No dia e hora designados para a realização da audiência de discussão e julgamento - 29 de Janeiro de 2007, pelas 10 horas -, o mandatário da ré não se encontrava presente, pelo que, aberta a audiência, foi proferido despacho com o seguinte teor:
Uma vez que não se encontra presente o Ilustre Mandatário da Ré, nem comunicou a este Tribunal a impossibilidade da sua comparência, decide-se proceder à realização da Audiência de Discussão e Julgamento, com gravação dos depoimentos (…), nos termos do disposto no artigo 651º, nº 5, do Código de Processo Civil”, o que veio a concretizar-se, conforme o documenta a respectiva acta.

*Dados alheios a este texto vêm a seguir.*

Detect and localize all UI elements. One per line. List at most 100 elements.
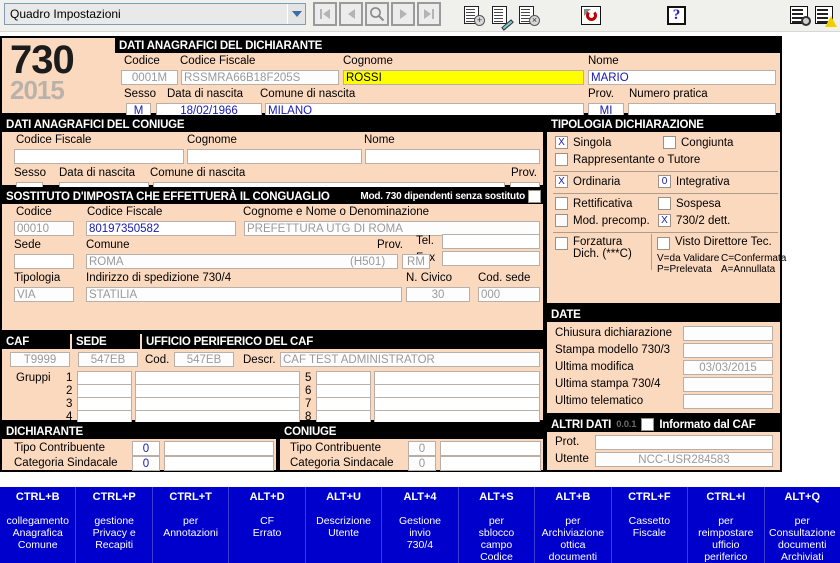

Nesse mesmo dia 29 de Janeiro de 2007, pela 11.01 horas, isto é, depois de aberta a audiência, o mandatário da ré comunicou ao Tribunal, via fax, “…que por motivo imprevisto e inadiável, apenas lhe foi possível a esta hora comunicar ao tribunal a sua impossibilidade de comparência na audiência de julgamento”.
Perante este quadro factual tem de concluir-se que o mandatário da ré não deu cumprimento ao disposto no nº 5 do artigo 155º, pois só a comunicação da impossibilidade de comparecer ao Tribunal até à abertura da audiência poderia considerar-se “prontamente” feita e poderia conduzir ao adiamento pretendido.

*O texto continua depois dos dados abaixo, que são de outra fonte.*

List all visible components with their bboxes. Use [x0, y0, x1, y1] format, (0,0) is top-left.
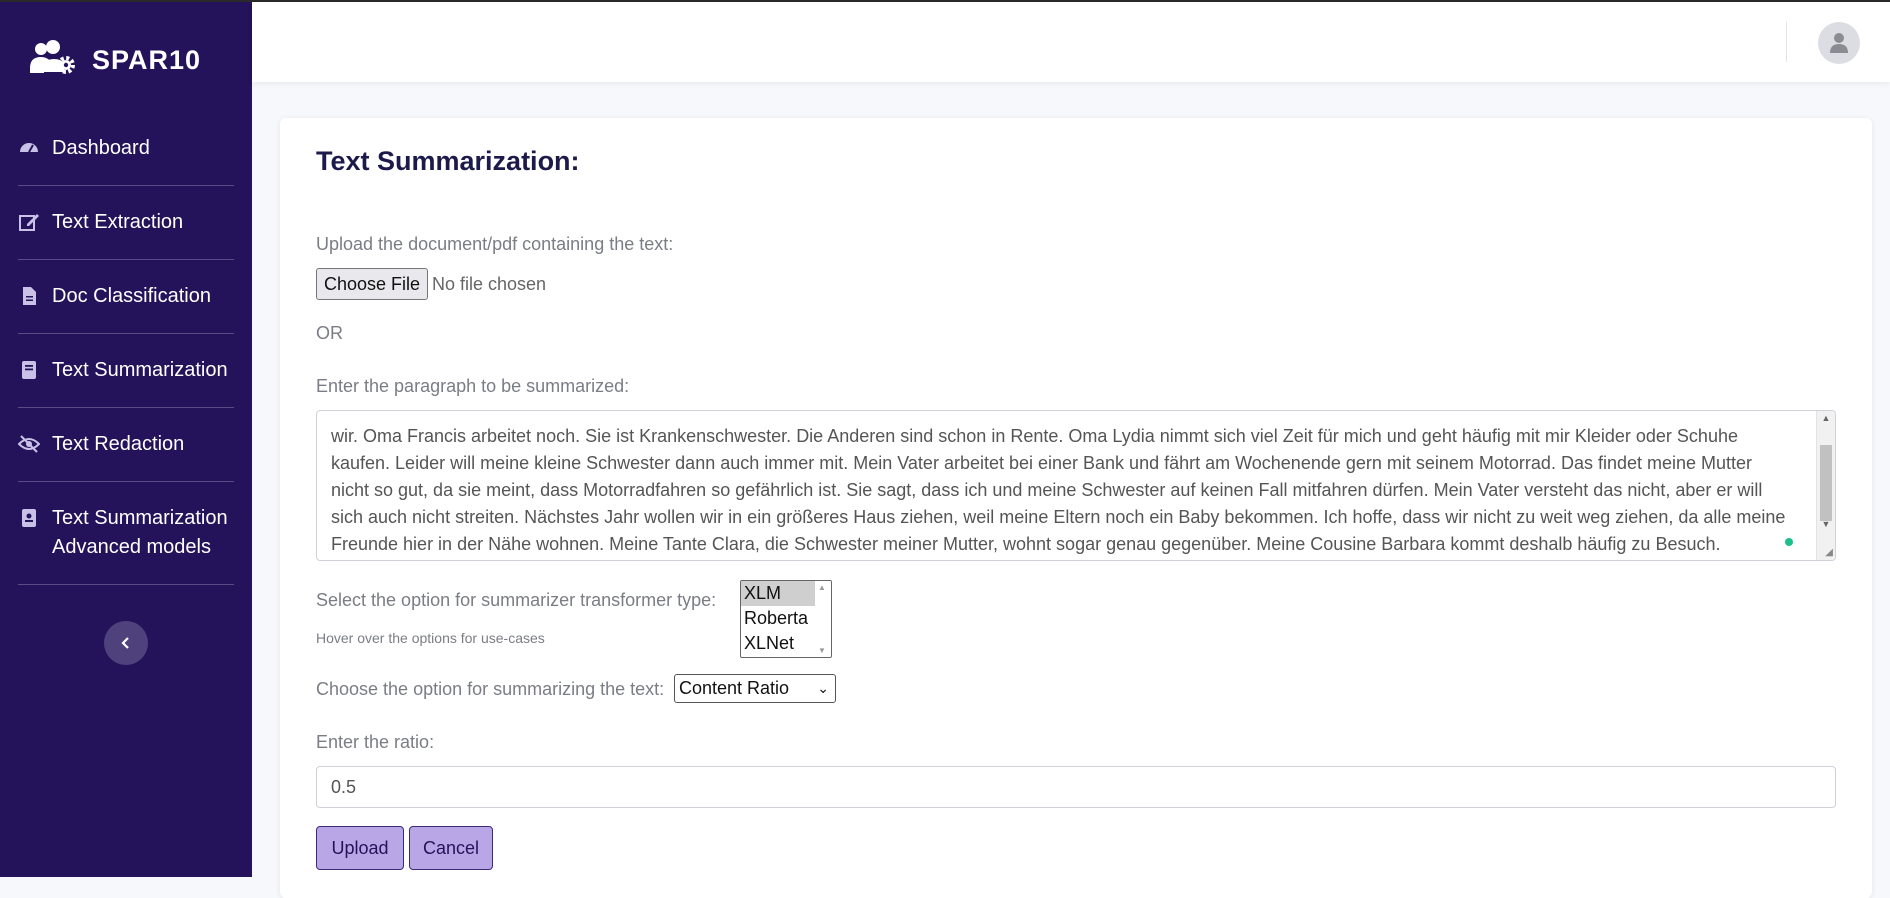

Sem o cumprimento desse ónus de “comunicação pronta” ao Tribunal pelo mandatário da ré, não se verificou o pressuposto legal previsto na al. d) do artigo 651º susceptível de conduzir ao adiamento pretendido.
Logo, ao realizar-se a audiência de discussão e julgamento sem a sua presença não se cometeu a arguida nulidade ou qualquer outra de conhecimento oficioso, pelo que não merece censura o despacho recorrido, que deve manter-se.

2. Decisão:
Termos em que se acorda em negar provimento ao agravo e confirmar o despacho recorrido.
Custas pela agravante.

13 de Dezembro de 2007
(Fernanda Isabel Pereira)
(Maria Manuela Gomes)
(Olindo dos Santos Geraldes)
_________________________
1 - Neste sentido Ac. RL, de 7.11.2002, in CJ 2002, Tomo V, pág. 71, e Ac. RP, de 13.06.2006, in www.dgsi.pt/jtrp, Prcesso nº 0622143.
2 - Na redacção resultante do DL nº 183/2000 de 10/08, aqui aplicável.
3 - Ac. da RP, de 05.07.2006, in www.dgsi.pt/jtrp, Processo nº 0633808.